Prendi l'aspetto del fiore innocente, ma sii il serpente sotto di esso.
William Shakespeare, Macbeth

 
Gin si toccò il colletto, alzandolo. Il freddo pungente non lo infastidiva troppo, anche se in una giornata come questa, avrebbe preferito stare a casa a dormire.

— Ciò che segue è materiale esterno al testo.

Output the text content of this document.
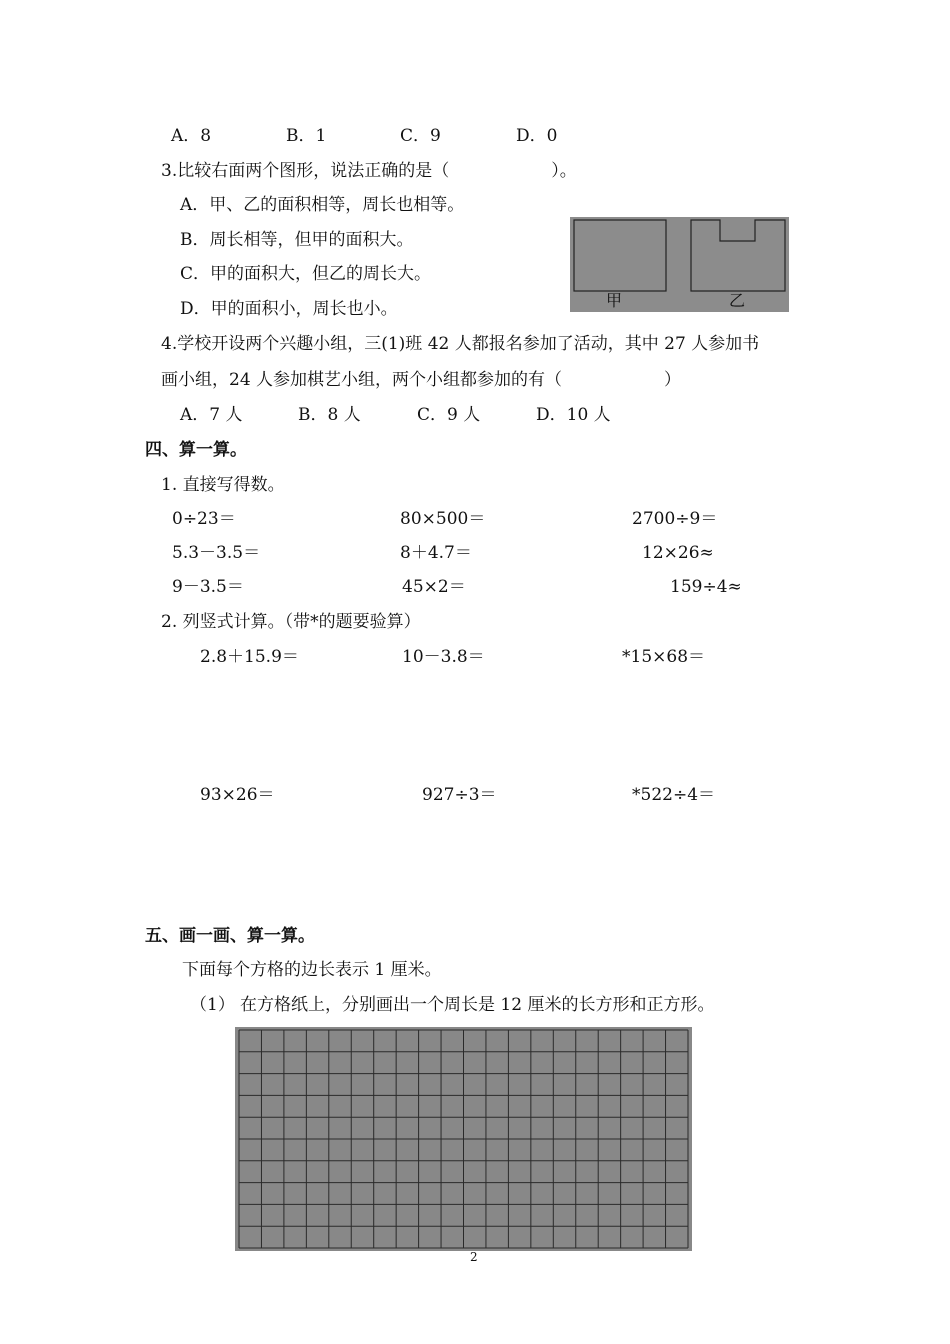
A．8	B．1	C．9	D．0
3.比较右面两个图形，说法正确的是（　　　　　　）。
A．甲、乙的面积相等，周长也相等。
B．周长相等，但甲的面积大。
C．甲的面积大，但乙的周长大。
D．甲的面积小，周长也小。	甲	乙
4.学校开设两个兴趣小组，三(1)班 42 人都报名参加了活动，其中 27 人参加书
画小组，24 人参加棋艺小组，两个小组都参加的有（　　　　　　）
A．7 人	B．8 人	C．9 人	D．10 人
四、算一算。
1. 直接写得数。
0÷23＝	80×500＝	2700÷9＝
5.3－3.5＝	8＋4.7＝	12×26≈
9－3.5＝	45×2＝	159÷4≈
2. 列竖式计算。（带*的题要验算）
2.8＋15.9＝	10－3.8＝	*15×68＝
93×26＝	927÷3＝	*522÷4＝
五、画一画、算一算。
下面每个方格的边长表示 1 厘米。
（1） 在方格纸上，分别画出一个周长是 12 厘米的长方形和正方形。
2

Amava gli spazzi stretti e caldi e la sua stanza era esattamente così; piccola, poco illuminata e calda.
Sentì degli schiamazzi e vide degli uomini andarsene ridendo lasciando una figura distesa nella neve; la figura era circondata da brandelli di tessuto, probabilmente essi erano stati i suoi vestiti, ed era distesa immobile sul manto della neve, gli occhi azzurri rivolti al cielo mentre i fiocchi le cadevano addosso, ricoprendola.
Gin sentì la curiosità e si avvicinò nella neve. Lei lo sentì, lo percepì, eppure non si mosse. Gin, sopra di lei, la fissò con i suoi occhi celesti, spalancandoli.
La ragazza ricambiò lo sguardo, dapprima con un’espressione morta, poi, sempre più viva. I suoi occhi ricambiarono con forza.
Gin si accucciò vicino a lei ed inclinò la testa, pensieroso.
La ragazza non si era arresa e questo lo incuriosiva parecchio. Perché? Gin ammirò quella sua forza d’animo.
Si tolse il giubbotto nero, sentì il freddo, ma non lo diede a vedere e l’appoggiò addosso alla ragazza. Poi, se ne andò.
Chissà, magari un giorno l’avrebbe rivista.
 
 
Il freddo non gli era mai piaciuto, nemmeno da piccino.
E la pioggia che scendeva in quell’umida giornata gli dava leggermente fastidio.
Gin amava i giorni caldi, quelli assolati e afosi, per niente umidi.
Ed invece, era costretto ad uscire per il suo lavoro.
Perché aveva scelto quel lavoro? Era un fastidio.
Di certo Gin non era ingenuo, anzi, tutt’altro. Era un astuto bastardo e molte volte l’avevano insultato chiamandolo “Figlio di puttana”, specialmente quando per mano sua essi cadevano come tanti pezzi degli scacchi.
Adorava vedere le espressioni attonite dei suoi colleghi quando portava un uomo che non dava nemmeno segni di essere ancora in vita. Quegli sguardi morti, dopo che avevano capito di essere caduti in trappola erano la sua gratificazione, eppure, lo stufano fin troppo presto.
Una signora, tutta concitata, stava per venirgli addosso, ma Gin abilmente si spostò, scattando quasi.
I suoi riflessi, inoltre, erano di gran aiuto, doveva proprio ammetterlo.
Entrò in una calle stretta, quella scorciatoia gli piaceva molto, nei giorni afosi era leggermente fresca e nei giorni così umidi e freddi era lievemente calorosa. La percorse in fretta, però, non aveva di certo il tempo per star lì ad crogiolarsi nella tenue sensazione di calore.
Delle studentesse gli passarono vicino, schiamazzanti come al loro solito. I loro occhi si puntarono sui suoi capelli argentati, decisamente insoliti, ma lui non si tolse dal viso quel suo sorriso viscido. Sapeva benissimo che quel suo sorriso, finto, metteva in fuga molte persone e per questo gli piaceva.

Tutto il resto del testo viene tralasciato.